The escalating myopia epidemic is one of many reasons why there is a growing need for pediatric contact lens care. Here, we describe what we have learned while building our clinics, our passion for treating pediatric patients with contact lenses, and how to build an eyecare practice focused on pediatric patients.
WHY FIT KIDS?
There are multiple benefits for children who wear contact lenses. The Adolescent and Child Health Initiative to Encourage Vision Empowerment (ACHIEVE) study group demonstrated improved physical appearance, athletic competence, and social acceptance self-perceptions among 8- to 11-year-old myopic children wearing contact lenses as compared to glasses.1 These benefits increase as myopia increases and, combined with the many benefits of myopia management technologies, are enough to consider corrective contact lenses or corneal reshaping for almost every young myope.

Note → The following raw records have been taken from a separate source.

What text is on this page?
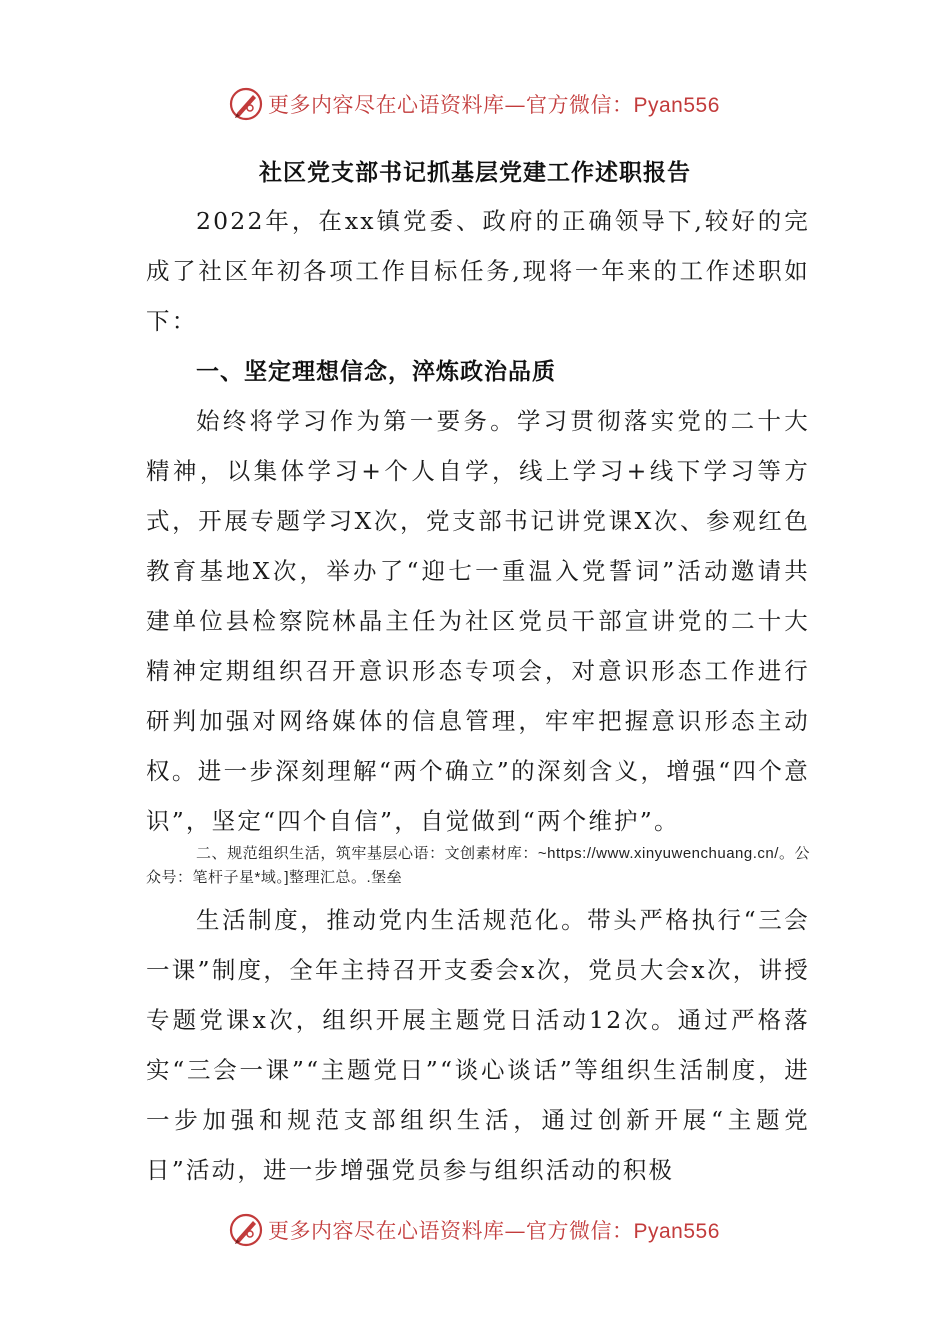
更多内容尽在心语资料库—官方微信：Pyan556
社区党支部书记抓基层党建工作述职报告

2022年，在xx镇党委、政府的正确领导下,较好的完成了社区年初各项工作目标任务,现将一年来的工作述职如下：

一、坚定理想信念，淬炼政治品质

始终将学习作为第一要务。学习贯彻落实党的二十大精神，以集体学习+个人自学，线上学习+线下学习等方式，开展专题学习X次，党支部书记讲党课X次、参观红色教育基地X次，举办了“迎七一重温入党誓词”活动邀请共建单位县检察院林晶主任为社区党员干部宣讲党的二十大精神定期组织召开意识形态专项会，对意识形态工作进行研判加强对网络媒体的信息管理，牢牢把握意识形态主动权。进一步深刻理解“两个确立”的深刻含义，增强“四个意识”，坚定“四个自信”，自觉做到“两个维护”。

二、规范组织生活，筑牢基层心语：文创素材库：~https://www.xinyuwenchuang.cn/。公众号：笔杆子星*域。]整理汇总。.堡垒

生活制度，推动党内生活规范化。带头严格执行“三会一课”制度，全年主持召开支委会x次，党员大会x次，讲授专题党课x次，组织开展主题党日活动12次。通过严格落实“三会一课”“主题党日”“谈心谈话”等组织生活制度，进一步加强和规范支部组织生活，通过创新开展“主题党日”活动，进一步增强党员参与组织活动的积极

更多内容尽在心语资料库—官方微信：Pyan556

In addition, corneal scarring, disfigurement caused by trauma or disease (Figure 1), and strabismus in non-seeing eyes are just a few examples of conditions that can be managed with specialty contact lenses—and yes, in kids!
What other children can benefit? Aphakic patients, who until just a few decades ago would have gone blind, are now able to experience quality vision if highly oxygen-permeable contact lenses are introduced early in life. Children who refuse to wear glasses, amblyopes who refuse a patch...the list goes on and on. In short, contact lenses are a great treatment option for almost all children who have visual needs.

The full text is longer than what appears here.